Veterans Affairs Ann Arbor Healthcare System, 2215 Fuller Road, Ann Arbor, MI 48105, USA.
Curr Infect Dis Rep. 2007 Nov;9(6):435-40. doi: 10.1007/s11908-007-0066-4.
Zygomycosis occurs primarily in immunosuppressed patients and those with diabetes mellitus. Diabetes remains the most common risk factor; however, zygomycosis has increased among transplant recipients and patients with hematologic malignancy. Treatment or prophylaxis with voriconazole seems to be associated with the development of zygomycosis among severely immunosuppressed patients in these latter risk groups. Rhino-orbital-cerebral zygomycosis is the most common manifestation in patients with diabetes mellitus, but transplant recipients and patients with hematologic malignancy are more likely to develop pulmonary infection. Zygomycosis remains difficult to treat and requires a multifaceted approach involving elimination of predisposing factors, surgical debridement, and antifungal therapy. Lipid formulations of amphotericin B are the treatments of choice. The use of posaconazole has been successful in salvage trials but should not be used as first-line therapy until an effective intravenous formulation is available.

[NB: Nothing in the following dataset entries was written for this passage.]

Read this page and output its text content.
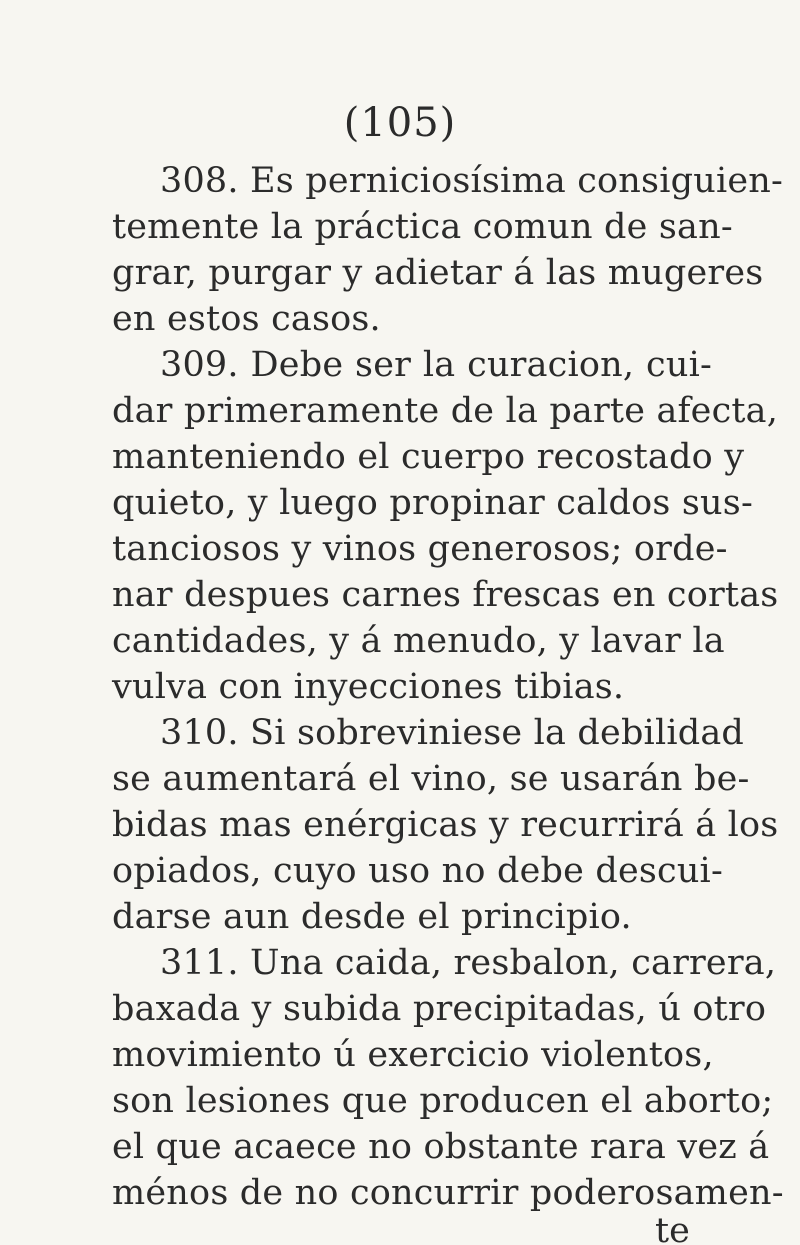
(105)
308. Es perniciosísima consiguien-
temente la práctica comun de san-
grar, purgar y adietar á las mugeres
en estos casos.
309. Debe ser la curacion, cui-
dar primeramente de la parte afecta,
manteniendo el cuerpo recostado y
quieto, y luego propinar caldos sus-
tanciosos y vinos generosos; orde-
nar despues carnes frescas en cortas
cantidades, y á menudo, y lavar la
vulva con inyecciones tibias.
310. Si sobreviniese la debilidad
se aumentará el vino, se usarán be-
bidas mas enérgicas y recurrirá á los
opiados, cuyo uso no debe descui-
darse aun desde el principio.
311. Una caida, resbalon, carrera,
baxada y subida precipitadas, ú otro
movimiento ú exercicio violentos,
son lesiones que producen el aborto;
el que acaece no obstante rara vez á
ménos de no concurrir poderosamen-
te
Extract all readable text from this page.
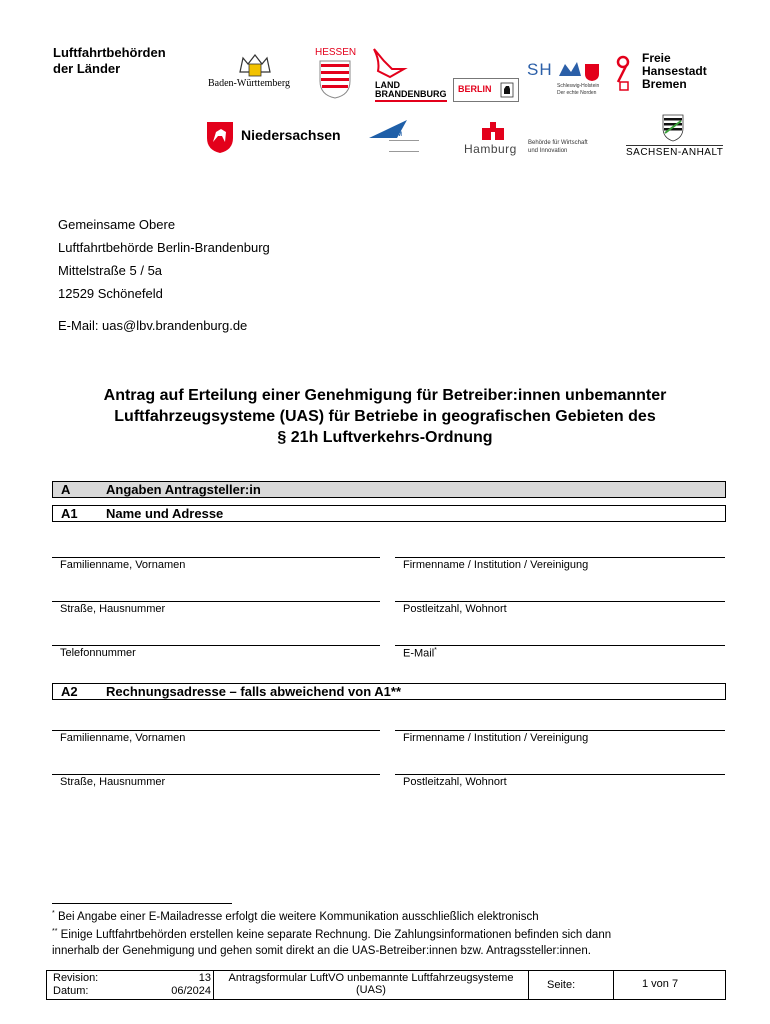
Luftfahrtbehörden
der Länder
Baden-Württemberg
HESSEN
LAND
BRANDENBURG BERLIN
SH
Schleswig-Holstein
Der echte Norden
Freie
Hansestadt
Bremen
Niedersachsen	LBM
Hamburg Behörde für Wirtschaft
und Innovation	SACHSEN-ANHALT
Gemeinsame Obere
Luftfahrtbehörde Berlin-Brandenburg
Mittelstraße 5 / 5a
12529 Schönefeld
E-Mail: uas@lbv.brandenburg.de
Antrag auf Erteilung einer Genehmigung für Betreiber:innen unbemannter
Luftfahrzeugsysteme (UAS) für Betriebe in geografischen Gebieten des
§ 21h Luftverkehrs-Ordnung
A	Angaben Antragsteller:in
A1 Name und Adresse
Familienname, Vornamen	Firmenname / Institution / Vereinigung
Straße, Hausnummer	Postleitzahl, Wohnort
Telefonnummer	E-Mail*
A2 Rechnungsadresse – falls abweichend von A1**
Familienname, Vornamen	Firmenname / Institution / Vereinigung
Straße, Hausnummer	Postleitzahl, Wohnort
* Bei Angabe einer E-Mailadresse erfolgt die weitere Kommunikation ausschließlich elektronisch
** Einige Luftfahrtbehörden erstellen keine separate Rechnung. Die Zahlungsinformationen befinden sich dann
innerhalb der Genehmigung und gehen somit direkt an die UAS-Betreiber:innen bzw. Antragssteller:innen.
Revision:	13
Datum:	06/2024
Antragsformular LuftVO unbemannte Luftfahrzeugsysteme
(UAS)	Seite:	1 von 7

接合菌病主要发生于免疫抑制患者和糖尿病患者。糖尿病仍然是最常见的危险因素;然而,在移植受者和血液恶性肿瘤患者中,接合菌病的发病率有所增加。在这些高危人群中的严重免疫抑制患者中,使用伏立康唑治疗或预防似乎与接合菌病的发展有关。鼻-眶-脑型接合菌病是糖尿病患者最常见的表现,但移植受者和血液恶性肿瘤患者更有可能发生肺部感染。接合菌病仍然难以治疗,需要采取多方面的方法,包括消除诱发因素、手术清创和抗真菌治疗。两性霉素 B 的脂质制剂是首选的治疗方法。泊沙康唑在挽救试验中取得了成功,但在有效的静脉制剂问世之前,不应将其用作一线治疗药物。